Henry Walter Livingston. by [SAINT-MÉMIN, Charles Balthazar Julien Févret de. < >

~ Henry Walter Livingston. 1804 or 5].

Engraved circular portrait (etching and aquatint) after a physionotrace, 70 ×65 mm (sheet size 119 × 96 mm). Later pencil caption.

A rare physionotrace portrait of Henry Walter Livingston (June 12, 1768 – December 22, 1810) a United States Representative from the state of New York. He graduated from Yale College in 1786 where he studied law and was admitted to the bar and commenced practice in New York City. He was private secretary to Gouverneur Morris, American Minister Plenipotentiary to Paris, France, 1792-1794; judge of the court of common pleas of Columbia County, N.Y.; member of the State assembly in 1802 and again in 1810; elected as a Federalist to the Eighth and Ninth Congresses (March 4, 1803-March 3, 1807). He died at his home in Livingston, New York on December 22, 1810 and is interred with his wife in a vault there.

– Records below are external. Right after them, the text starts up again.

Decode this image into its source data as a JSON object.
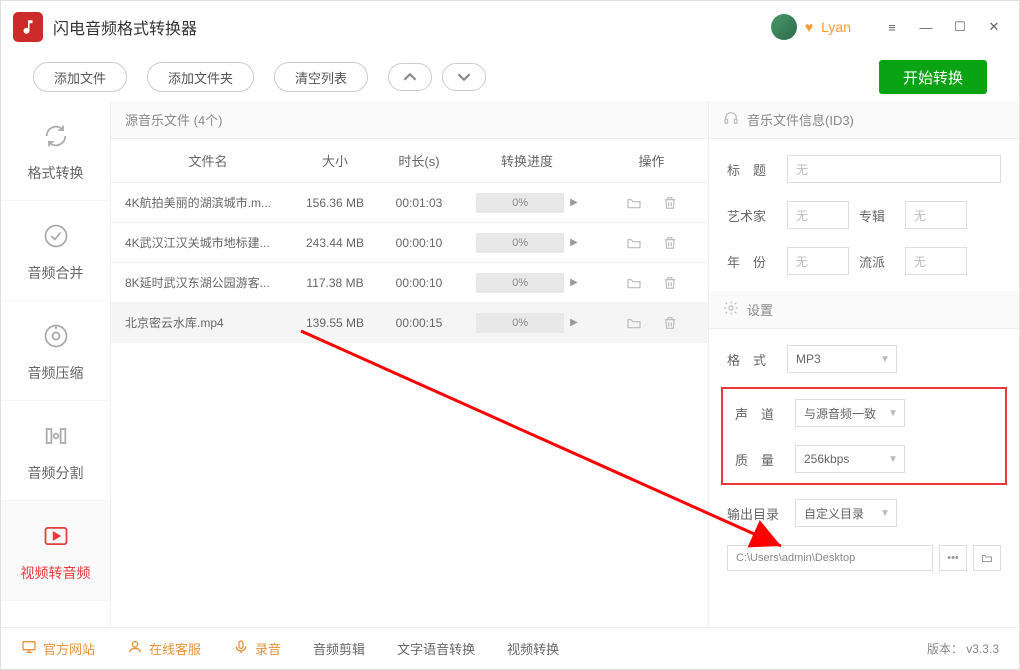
{
  "app": {
    "title": "闪电音频格式转换器",
    "username": "Lyan"
  },
  "toolbar": {
    "add_file": "添加文件",
    "add_folder": "添加文件夹",
    "clear_list": "清空列表",
    "start": "开始转换"
  },
  "sidebar": [
    {
      "label": "格式转换"
    },
    {
      "label": "音频合并"
    },
    {
      "label": "音频压缩"
    },
    {
      "label": "音频分割"
    },
    {
      "label": "视频转音频"
    }
  ],
  "center": {
    "header": "源音乐文件 (4个)",
    "columns": {
      "name": "文件名",
      "size": "大小",
      "dur": "时长(s)",
      "prog": "转换进度",
      "op": "操作"
    },
    "rows": [
      {
        "name": "4K航拍美丽的湖滨城市.m...",
        "size": "156.36 MB",
        "dur": "00:01:03",
        "prog": "0%"
      },
      {
        "name": "4K武汉江汉关城市地标建...",
        "size": "243.44 MB",
        "dur": "00:00:10",
        "prog": "0%"
      },
      {
        "name": "8K延时武汉东湖公园游客...",
        "size": "117.38 MB",
        "dur": "00:00:10",
        "prog": "0%"
      },
      {
        "name": "北京密云水库.mp4",
        "size": "139.55 MB",
        "dur": "00:00:15",
        "prog": "0%"
      }
    ]
  },
  "info": {
    "head": "音乐文件信息(ID3)",
    "title_label": "标　题",
    "title_ph": "无",
    "artist_label": "艺术家",
    "artist_ph": "无",
    "album_label": "专辑",
    "album_ph": "无",
    "year_label": "年　份",
    "year_ph": "无",
    "genre_label": "流派",
    "genre_ph": "无"
  },
  "settings": {
    "head": "设置",
    "format_label": "格　式",
    "format_value": "MP3",
    "channel_label": "声　道",
    "channel_value": "与源音频一致",
    "quality_label": "质　量",
    "quality_value": "256kbps",
    "outdir_label": "输出目录",
    "outdir_value": "自定义目录",
    "path": "C:\\Users\\admin\\Desktop"
  },
  "footer": {
    "site": "官方网站",
    "service": "在线客服",
    "record": "录音",
    "cut": "音频剪辑",
    "tts": "文字语音转换",
    "video": "视频转换",
    "version": "版本： v3.3.3"
  }
}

Before the advent of photography the physionotrace was ‘the first system invented to produce multiple copies of a portrait, invented in 1786 by Gilles-Louis Chrétien (1774–1811). In his apparatus a profile cast by a lamp onto a glass plate was traced by an operator using a pointer connected, by a system of levers like a pantograph, to an engraving tool moving over a copper plate. The aquatint and roulette finished engraved intaglio plate, usually circular and small (50 mm), with details of features and costume, could be inked and printed many times’ (Photoconservation.com, sub Printing Processes). The process was introduced to America by Charles Saint-Mémin.

The miniaturist Saint-Mémin (1770-1852) had emigrated from France in 1793 to Switzerland, where he practised as an engraver. Crossing the Atlantic to Canada and then the United States, he established a portrait business in New York with his compatriot Thomas Bluget de Valdenuit (who initially produced the drawings for Saint-Mémin to engrave). When Valdenuit returned to Paris, Saint-Mémin adopted an itinerant practice all over the East Coast states, working variously at Philadelphia, Richmond, Charleston and Burlington. He too returned to France in 1814, having destroyed his drawing apparatus in a symbolic end to a prolific artistic enterprise which produced more than a thousand different portraits of significant figures in American society, including Washington, Revere and Jefferson.